Aber die Exposition gegenüber Luft reduziert den Gehalt an Hämocyanin in der Hämolymphe von Tieren, einem Analogon des sauerstofftragenden Hämoglobins unseres Blutes. Seine Wiederauffüllung ist schwieriger und dauert länger als die Erholung nach einem direkten Verlust einer merklichen Blutmenge. „Stellen Sie sich vor, jedes Mal, wenn Sie eine Kuh melken, dauert es einen Monat, bis sie sich erholt hat“, erklärt Watson.

Schließlich ist es erwähnenswert, dass die Pfeilschwanzkrebse streng an Ebbe und Flut angepasst sind, gefolgt von Tieren, die auf der Suche nach sicheren Unterkünften und Nahrung umherziehen. Selbst im Labor zeigen sie alle 12,4 Stunden einen Bewegungsdrang, und der Verlust dieses natürlichen Rhythmus kann für den Pfeilschwanzkrebs äußerst schwierig sein. All diese Erkenntnisse sollten bei der Entwicklung neuer, bereits strengerer Anforderungen an die Extraktion von Hämolymphe berücksichtigt werden. Leider sind LAL-Hersteller bisher nicht einmal geneigt, auf die Argumente von Biologen zu hören.

Schwaches Signal

In der Bucht nahe der Mündung des Piskataka-Flusses sind mehrere Dutzend Sensoren installiert. Pfeilschwanzkrebse bewegen sich unter Wasser und können an einem Tag mehrere Kilometer zurücklegen, daher tragen Wissenschaftler ihre Werkzeuge regelmäßig hinter sich her. Auf eine noch nicht ganz verstandene Weise navigieren die Tiere perfekt durch die Bucht. Im Frühjahr ziehen sie in flaches Wasser, wo sie benthische Weichtiere und Würmer sammeln.

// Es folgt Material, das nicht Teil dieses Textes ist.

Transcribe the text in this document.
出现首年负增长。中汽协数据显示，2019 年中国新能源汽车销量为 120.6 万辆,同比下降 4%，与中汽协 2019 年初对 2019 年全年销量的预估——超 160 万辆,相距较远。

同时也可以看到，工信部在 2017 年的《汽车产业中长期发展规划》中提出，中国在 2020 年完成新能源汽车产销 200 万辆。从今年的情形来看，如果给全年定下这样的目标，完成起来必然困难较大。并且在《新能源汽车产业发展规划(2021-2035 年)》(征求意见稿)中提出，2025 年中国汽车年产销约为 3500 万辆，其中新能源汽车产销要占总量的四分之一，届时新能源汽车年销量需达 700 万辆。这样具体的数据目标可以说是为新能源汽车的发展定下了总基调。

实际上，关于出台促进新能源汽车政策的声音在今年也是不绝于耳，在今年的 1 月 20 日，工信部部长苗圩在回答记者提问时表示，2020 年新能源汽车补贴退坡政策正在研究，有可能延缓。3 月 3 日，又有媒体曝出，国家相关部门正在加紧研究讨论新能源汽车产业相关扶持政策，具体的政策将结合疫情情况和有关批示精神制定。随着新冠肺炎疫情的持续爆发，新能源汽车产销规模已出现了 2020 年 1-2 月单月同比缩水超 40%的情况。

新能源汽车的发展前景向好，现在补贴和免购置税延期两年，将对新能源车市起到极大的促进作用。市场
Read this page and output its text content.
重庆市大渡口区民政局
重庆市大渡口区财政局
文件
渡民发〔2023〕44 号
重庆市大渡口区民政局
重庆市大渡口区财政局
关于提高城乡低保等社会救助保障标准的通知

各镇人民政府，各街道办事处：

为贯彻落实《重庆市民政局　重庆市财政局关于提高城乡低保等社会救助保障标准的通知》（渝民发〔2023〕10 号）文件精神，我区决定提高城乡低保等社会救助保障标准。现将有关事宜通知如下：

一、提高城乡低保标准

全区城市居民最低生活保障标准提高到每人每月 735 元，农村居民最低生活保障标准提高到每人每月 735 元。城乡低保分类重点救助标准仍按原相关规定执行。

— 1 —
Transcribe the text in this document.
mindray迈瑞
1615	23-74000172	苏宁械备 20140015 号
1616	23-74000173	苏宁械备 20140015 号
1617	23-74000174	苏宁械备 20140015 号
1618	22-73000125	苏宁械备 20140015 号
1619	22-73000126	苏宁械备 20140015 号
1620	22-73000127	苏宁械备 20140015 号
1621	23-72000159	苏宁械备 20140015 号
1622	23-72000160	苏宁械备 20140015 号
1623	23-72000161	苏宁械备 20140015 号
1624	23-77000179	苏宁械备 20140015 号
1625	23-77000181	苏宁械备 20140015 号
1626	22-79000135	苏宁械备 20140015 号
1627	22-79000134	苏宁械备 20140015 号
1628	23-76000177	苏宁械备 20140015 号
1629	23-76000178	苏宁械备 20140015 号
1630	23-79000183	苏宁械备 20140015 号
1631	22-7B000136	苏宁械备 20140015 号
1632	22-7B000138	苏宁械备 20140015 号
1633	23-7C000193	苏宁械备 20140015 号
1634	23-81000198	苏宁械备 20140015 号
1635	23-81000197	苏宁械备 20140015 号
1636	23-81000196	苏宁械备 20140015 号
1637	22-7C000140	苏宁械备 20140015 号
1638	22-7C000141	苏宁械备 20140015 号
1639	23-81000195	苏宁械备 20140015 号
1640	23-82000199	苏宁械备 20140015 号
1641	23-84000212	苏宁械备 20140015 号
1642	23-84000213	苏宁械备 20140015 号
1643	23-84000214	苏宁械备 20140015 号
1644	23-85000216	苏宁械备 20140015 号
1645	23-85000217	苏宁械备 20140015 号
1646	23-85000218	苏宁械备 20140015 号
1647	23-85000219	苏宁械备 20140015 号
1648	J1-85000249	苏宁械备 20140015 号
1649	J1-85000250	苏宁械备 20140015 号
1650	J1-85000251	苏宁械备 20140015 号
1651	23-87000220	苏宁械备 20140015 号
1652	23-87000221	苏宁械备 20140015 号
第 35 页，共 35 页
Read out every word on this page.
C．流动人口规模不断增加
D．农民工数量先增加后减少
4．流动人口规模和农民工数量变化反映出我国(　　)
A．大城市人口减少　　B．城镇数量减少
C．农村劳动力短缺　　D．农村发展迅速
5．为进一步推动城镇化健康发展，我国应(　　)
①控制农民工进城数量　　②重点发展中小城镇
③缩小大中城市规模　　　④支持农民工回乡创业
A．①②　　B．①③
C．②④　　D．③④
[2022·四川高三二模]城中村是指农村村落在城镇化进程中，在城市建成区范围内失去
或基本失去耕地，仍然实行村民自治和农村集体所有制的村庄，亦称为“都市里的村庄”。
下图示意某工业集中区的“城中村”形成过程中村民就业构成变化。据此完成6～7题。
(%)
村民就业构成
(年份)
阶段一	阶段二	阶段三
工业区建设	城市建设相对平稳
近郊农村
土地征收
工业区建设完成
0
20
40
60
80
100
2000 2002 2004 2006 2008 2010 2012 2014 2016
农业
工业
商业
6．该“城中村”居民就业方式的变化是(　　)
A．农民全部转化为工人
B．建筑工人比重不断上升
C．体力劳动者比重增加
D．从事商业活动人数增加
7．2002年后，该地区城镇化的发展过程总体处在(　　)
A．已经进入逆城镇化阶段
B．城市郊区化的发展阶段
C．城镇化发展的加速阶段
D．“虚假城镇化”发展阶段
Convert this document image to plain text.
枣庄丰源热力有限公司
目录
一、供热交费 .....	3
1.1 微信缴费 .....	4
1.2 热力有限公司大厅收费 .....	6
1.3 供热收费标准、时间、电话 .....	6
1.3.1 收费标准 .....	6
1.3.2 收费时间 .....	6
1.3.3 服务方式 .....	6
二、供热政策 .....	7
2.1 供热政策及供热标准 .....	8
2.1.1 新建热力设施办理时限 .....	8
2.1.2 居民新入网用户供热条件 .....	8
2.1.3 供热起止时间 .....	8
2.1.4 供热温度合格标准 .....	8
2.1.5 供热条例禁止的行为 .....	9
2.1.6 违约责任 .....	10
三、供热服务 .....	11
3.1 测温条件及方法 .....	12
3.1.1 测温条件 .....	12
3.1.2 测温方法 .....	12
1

Die gleichen Individuen kehren regelmäßig an die gleichen Orte zurück, wo sie wieder Beute der gleichen Fischer werden. Sollten sie sie nicht woanders veröffentlichen? Oder werden wir damit das natürliche, gewohnheitsmäßige Leben der Meerestiere weiter stören? Und ist es möglich, im Winter zu jagen, wenn Pfeilschwanzkrebse in die Tiefe gehen und die kalten Monate kaum überleben? Bislang unter der Oberfläche unterscheiden die Sensoren akustische Signale nicht mehr. Nachdem Owins einen von ihnen gefangen hat, lauscht er auf schwache Pieptöne. Das Signal erinnert an Warnungen, dass die Batterie leer ist.